La présentation des cadeaux eut ensuite lieu avec les formalités accoutumées : « Jamais, disait-elle naïvement on ne lui avait donné de trésors pareils » et ses officiers, d’une voix enthousiaste, la proclamaient « la plus heureuse des reines. » En retour, obéissant à un instinct de reconnaissance qui lui faisait honneur, elle me pria d’accepter un de ces longs tubes artistement travaillés qui servent à pomper la bière du pays ; et tout le monde reconnut dans ce présent purement honorifique la plus haute marque de distinction qui pût m’être conférée.

Ceci ne lui suffisait pas ; elle me força, malgré ma résistance, de choisir un certain nombre de sambo ou anneaux de poil de girafe, tressés avec de menus fils de fer ou de cuivre et qu’on porte autour de la cheville. Toutes ces libéralités furent couronnées par le don de plusieurs cruches de pombé, d’une vache et d’un paquet de poissons séchés appartenant à l’espèce particulière que mes gens désignent sous le nom de samaki-kambari. Cette affaire réglée, elle me pria de lui montrer mes dessins, et ils la divertirent tellement, qu’elle convoqua aussitôt ses sorcières et le reste de ses femmes pour leur faire partager le plaisir qu’elle prenait ainsi. Nous échangeâmes alors de chaleureux compliments, qui aboutirent à un minutieux examen tant de mes bagues que du contenu de mes poches et de ma montre surtout, que la reine appelait lubari — expression équivalente à celles de temple, idole ou talisman[1]. Elle me répétait à chaque instant qu’elle « n’avait pas assez de moi, qu’il faudrait revenir dans deux jours, que je lui plaisais beaucoup — excessivement, — au delà de ce qu’elle pourrait dire — mais, que la journée étant finie, j’étais libre de me retirer. » Sur cet adieu bizarre, elle se leva et me laissa seul avec mes gens.

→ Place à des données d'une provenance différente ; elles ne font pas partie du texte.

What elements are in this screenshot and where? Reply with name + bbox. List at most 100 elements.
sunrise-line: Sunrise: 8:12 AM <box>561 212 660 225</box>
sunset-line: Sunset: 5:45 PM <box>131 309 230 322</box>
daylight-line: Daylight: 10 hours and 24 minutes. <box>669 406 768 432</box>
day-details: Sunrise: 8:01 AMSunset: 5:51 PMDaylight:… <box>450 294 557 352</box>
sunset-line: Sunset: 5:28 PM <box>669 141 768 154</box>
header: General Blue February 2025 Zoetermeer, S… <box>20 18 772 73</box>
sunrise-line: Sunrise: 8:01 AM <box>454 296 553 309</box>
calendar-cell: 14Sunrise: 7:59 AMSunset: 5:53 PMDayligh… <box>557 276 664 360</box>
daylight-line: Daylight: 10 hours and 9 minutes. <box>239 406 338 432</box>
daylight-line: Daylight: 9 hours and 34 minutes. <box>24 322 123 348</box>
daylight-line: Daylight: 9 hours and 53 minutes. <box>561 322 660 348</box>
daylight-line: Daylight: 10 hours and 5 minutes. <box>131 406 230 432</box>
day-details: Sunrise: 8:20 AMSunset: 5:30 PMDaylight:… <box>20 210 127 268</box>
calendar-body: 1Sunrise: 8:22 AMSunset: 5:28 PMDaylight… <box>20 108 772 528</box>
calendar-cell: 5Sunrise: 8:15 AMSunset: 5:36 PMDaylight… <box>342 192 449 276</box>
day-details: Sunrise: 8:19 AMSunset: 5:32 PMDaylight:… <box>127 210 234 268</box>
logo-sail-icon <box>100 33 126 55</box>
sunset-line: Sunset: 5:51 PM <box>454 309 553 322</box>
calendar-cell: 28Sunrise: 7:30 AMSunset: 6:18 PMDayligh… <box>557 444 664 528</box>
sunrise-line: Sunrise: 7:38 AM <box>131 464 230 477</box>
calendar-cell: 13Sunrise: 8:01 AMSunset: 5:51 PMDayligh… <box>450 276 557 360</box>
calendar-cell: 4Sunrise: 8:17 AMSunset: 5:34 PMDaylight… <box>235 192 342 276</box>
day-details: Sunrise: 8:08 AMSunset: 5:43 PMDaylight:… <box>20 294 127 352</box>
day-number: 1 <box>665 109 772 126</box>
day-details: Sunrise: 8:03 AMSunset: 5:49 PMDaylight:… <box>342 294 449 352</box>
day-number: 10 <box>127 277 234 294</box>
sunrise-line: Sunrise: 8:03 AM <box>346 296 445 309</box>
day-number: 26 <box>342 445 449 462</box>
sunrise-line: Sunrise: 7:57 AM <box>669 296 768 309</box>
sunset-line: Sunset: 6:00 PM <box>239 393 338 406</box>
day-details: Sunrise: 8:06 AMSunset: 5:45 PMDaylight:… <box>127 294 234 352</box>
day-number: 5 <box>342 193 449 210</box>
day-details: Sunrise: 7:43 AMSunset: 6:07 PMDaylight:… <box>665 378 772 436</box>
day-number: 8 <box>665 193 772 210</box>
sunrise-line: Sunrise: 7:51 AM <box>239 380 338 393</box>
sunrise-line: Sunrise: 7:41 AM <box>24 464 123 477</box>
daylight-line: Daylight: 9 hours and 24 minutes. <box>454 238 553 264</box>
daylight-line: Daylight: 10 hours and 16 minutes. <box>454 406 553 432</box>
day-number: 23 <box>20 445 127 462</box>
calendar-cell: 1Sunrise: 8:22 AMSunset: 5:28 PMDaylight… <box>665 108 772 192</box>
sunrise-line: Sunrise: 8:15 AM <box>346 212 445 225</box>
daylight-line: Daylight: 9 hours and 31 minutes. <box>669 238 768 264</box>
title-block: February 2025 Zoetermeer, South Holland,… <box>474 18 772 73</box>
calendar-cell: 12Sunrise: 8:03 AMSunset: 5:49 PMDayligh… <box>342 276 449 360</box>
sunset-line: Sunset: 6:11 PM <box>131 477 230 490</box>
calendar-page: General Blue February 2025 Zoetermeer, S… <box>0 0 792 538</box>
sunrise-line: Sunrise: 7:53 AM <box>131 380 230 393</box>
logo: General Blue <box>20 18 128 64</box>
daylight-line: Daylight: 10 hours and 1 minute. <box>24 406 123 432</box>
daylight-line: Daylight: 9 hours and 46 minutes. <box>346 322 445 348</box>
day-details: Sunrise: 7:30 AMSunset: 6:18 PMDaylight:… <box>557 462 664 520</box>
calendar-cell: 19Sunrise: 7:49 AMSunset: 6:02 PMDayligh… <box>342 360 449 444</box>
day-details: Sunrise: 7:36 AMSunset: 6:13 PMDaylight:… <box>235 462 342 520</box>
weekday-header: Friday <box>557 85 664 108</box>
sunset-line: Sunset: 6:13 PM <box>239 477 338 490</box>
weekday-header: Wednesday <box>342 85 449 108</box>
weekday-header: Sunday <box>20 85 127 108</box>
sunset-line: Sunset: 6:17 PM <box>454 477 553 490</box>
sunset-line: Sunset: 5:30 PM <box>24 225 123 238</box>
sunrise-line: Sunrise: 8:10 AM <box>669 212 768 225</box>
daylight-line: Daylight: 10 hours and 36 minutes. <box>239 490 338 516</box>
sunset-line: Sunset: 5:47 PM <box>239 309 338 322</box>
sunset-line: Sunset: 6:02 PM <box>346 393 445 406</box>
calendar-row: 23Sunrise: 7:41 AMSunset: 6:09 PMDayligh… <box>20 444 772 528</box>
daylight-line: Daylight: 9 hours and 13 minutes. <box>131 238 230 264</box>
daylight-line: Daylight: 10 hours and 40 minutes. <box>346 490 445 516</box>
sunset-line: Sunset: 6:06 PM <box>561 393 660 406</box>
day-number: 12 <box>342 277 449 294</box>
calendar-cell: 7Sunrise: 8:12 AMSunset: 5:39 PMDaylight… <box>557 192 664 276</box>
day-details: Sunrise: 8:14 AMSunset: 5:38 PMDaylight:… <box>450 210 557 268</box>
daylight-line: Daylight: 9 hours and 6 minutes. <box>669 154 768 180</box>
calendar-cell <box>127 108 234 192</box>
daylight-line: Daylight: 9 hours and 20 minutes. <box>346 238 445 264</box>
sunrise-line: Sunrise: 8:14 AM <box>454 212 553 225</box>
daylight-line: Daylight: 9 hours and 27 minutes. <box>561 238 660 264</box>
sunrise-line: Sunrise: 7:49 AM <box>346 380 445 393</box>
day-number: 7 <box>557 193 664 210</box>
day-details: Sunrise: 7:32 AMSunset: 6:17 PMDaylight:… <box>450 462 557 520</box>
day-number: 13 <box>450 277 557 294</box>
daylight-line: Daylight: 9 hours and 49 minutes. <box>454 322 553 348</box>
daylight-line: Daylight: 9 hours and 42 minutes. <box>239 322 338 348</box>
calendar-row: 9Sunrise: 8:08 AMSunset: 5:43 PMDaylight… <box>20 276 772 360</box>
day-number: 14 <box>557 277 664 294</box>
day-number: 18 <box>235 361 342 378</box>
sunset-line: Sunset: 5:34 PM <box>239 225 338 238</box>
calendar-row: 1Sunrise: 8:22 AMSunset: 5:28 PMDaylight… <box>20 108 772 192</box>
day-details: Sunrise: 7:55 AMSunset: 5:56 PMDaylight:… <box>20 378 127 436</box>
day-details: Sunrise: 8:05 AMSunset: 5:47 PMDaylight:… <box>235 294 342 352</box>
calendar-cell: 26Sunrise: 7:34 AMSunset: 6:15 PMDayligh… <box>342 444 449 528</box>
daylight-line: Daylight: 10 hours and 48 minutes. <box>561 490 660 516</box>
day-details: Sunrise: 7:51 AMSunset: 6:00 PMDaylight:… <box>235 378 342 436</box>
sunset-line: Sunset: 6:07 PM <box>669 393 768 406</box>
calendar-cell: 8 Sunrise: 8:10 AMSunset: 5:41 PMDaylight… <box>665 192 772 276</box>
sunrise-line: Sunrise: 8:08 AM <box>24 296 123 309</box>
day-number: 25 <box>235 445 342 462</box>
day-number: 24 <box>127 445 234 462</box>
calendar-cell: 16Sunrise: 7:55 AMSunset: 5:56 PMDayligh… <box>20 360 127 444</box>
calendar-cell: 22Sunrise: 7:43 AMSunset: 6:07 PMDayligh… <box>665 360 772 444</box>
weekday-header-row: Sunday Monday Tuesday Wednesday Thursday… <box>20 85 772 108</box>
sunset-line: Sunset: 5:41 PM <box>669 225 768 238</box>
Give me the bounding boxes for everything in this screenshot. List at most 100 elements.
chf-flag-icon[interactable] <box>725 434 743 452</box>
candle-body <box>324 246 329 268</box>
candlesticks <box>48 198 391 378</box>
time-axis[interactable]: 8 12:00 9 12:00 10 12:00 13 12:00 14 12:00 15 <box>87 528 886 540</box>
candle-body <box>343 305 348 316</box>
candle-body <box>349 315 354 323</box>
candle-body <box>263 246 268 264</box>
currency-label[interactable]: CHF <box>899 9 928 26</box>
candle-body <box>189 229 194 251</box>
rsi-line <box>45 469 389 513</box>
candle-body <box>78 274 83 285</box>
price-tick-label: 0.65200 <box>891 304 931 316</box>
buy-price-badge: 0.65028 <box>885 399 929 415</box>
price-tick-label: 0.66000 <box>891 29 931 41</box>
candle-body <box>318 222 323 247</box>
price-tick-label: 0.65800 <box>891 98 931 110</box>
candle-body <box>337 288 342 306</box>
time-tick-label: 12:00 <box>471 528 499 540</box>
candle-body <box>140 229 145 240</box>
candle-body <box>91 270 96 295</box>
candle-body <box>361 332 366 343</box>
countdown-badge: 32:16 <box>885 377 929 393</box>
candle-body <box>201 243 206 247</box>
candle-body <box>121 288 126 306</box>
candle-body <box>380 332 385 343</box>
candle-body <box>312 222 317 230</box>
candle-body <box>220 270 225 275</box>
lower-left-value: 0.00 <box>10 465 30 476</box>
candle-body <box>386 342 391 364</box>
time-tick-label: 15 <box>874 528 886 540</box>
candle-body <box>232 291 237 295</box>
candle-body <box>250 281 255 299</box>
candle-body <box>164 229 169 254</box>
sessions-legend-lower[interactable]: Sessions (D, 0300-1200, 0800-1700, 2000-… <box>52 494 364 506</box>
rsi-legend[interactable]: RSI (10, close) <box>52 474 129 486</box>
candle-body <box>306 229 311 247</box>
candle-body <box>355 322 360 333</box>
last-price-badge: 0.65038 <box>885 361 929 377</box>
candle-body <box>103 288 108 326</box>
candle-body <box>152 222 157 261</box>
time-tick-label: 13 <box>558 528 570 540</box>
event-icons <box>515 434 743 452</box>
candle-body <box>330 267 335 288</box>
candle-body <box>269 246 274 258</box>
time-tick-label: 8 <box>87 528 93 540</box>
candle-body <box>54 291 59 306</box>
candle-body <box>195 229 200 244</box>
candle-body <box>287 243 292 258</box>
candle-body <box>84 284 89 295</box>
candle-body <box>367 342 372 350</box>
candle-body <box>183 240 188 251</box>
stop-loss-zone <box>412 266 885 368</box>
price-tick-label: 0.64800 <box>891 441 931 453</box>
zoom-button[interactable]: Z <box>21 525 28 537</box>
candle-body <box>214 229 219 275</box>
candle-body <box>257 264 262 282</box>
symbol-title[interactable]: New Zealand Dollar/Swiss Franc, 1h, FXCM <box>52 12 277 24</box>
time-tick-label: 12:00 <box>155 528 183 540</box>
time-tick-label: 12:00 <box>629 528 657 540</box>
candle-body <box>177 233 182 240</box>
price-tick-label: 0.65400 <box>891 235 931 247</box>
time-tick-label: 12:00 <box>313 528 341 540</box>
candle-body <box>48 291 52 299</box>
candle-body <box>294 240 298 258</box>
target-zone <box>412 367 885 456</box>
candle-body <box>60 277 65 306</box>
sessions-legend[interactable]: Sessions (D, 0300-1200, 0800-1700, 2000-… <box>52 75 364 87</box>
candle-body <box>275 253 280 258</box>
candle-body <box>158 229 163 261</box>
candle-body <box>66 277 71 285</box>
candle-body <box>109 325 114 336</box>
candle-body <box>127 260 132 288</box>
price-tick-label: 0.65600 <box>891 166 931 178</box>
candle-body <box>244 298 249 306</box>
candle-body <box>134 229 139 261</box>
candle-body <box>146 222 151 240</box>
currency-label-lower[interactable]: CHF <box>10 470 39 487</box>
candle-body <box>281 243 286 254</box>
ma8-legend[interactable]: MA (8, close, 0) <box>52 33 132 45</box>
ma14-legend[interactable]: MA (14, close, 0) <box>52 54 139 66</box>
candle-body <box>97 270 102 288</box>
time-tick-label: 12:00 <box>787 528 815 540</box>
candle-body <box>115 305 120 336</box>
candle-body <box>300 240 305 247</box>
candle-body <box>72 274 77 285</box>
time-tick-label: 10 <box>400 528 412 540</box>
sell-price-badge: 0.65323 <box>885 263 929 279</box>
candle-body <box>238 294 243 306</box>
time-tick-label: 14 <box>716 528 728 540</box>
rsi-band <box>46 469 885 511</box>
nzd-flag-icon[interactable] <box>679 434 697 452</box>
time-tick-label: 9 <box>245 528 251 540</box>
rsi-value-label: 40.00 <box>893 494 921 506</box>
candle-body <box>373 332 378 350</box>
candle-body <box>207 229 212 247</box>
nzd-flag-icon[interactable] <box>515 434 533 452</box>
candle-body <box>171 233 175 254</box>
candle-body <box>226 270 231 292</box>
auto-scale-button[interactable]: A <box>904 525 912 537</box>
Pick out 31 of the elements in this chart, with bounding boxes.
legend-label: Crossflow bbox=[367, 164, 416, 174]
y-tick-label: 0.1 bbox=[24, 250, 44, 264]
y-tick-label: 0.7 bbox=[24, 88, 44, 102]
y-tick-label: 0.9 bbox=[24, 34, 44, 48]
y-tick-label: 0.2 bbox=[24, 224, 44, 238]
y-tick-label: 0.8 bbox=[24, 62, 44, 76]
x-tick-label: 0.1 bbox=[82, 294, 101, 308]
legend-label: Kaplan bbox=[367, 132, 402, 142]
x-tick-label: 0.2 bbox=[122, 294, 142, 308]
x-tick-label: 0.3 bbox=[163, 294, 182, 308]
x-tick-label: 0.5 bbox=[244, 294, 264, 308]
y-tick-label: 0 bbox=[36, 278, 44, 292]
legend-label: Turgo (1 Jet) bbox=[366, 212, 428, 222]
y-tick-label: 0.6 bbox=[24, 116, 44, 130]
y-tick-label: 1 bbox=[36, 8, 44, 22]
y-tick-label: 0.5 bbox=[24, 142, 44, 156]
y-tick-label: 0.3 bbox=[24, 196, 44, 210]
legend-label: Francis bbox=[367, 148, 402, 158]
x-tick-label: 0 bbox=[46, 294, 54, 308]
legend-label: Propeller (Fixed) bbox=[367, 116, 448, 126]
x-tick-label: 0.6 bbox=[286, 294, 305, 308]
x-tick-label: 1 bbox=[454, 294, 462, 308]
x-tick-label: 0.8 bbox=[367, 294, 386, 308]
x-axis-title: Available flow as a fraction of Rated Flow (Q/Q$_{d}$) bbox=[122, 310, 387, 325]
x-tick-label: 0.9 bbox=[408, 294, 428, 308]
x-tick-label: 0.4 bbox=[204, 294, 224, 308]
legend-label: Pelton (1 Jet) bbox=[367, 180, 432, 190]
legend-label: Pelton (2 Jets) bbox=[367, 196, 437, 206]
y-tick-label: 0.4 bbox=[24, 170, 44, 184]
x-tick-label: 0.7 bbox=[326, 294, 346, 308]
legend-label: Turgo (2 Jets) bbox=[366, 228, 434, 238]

Le kambari, poisson de l’Ouganda.

28 févr. — Je ne songeais plus qu’à obtenir une hutte à l’intérieur du palais, aussi bien dans l’intérêt de ma dignité personnelle et de mon influence à la cour, que pour être à même d’étudier de plus près les mœurs et les coutumes de ce peuple étrange. Aussi n’étais-je pas fâché de me voir convoqué par le monarque à des audiences presque quotidiennes, cet empressement de bon augure pouvant me fournir l’occasion de revendiquer le privilége auquel j’aspirais.

C’est ainsi que ce matin, au lieu de me rendre à l’appel de ses pages, je lui envoyai Bombay et quelques-uns de mes hommes, alléguant que « malgré mon désir de le voir tous les jours, je ne saurais m’exposer si souvent aux rayons du soleil. Dans les autres pays par moi traversés, on m’avait reconnu le droit d’habiter un palais égal à celui du roi ; me traiter différemment, c’était me témoigner un certain mépris. Si j’insistais, d’ailleurs, pour qu’une demeure me fût assignée l’intérieur de l’enclos royal, c’est que je désirais me trouver le plus fréquemment possible auprès de Sa Majesté, l’entretenir à toute heure du jour et lui expli-

  1. L’emploi du même mot pour désigner plusieurs objets analogues est un des traits caractéristiques de toute langue à l’état d’enfance. Nous l’avons déjà vu pour le mbugu, qui est à la fois un arbre, l’écorce de cet arbre, l’étoffe fabriquée avec cette écorce, le vêtement fait de cette étoffe.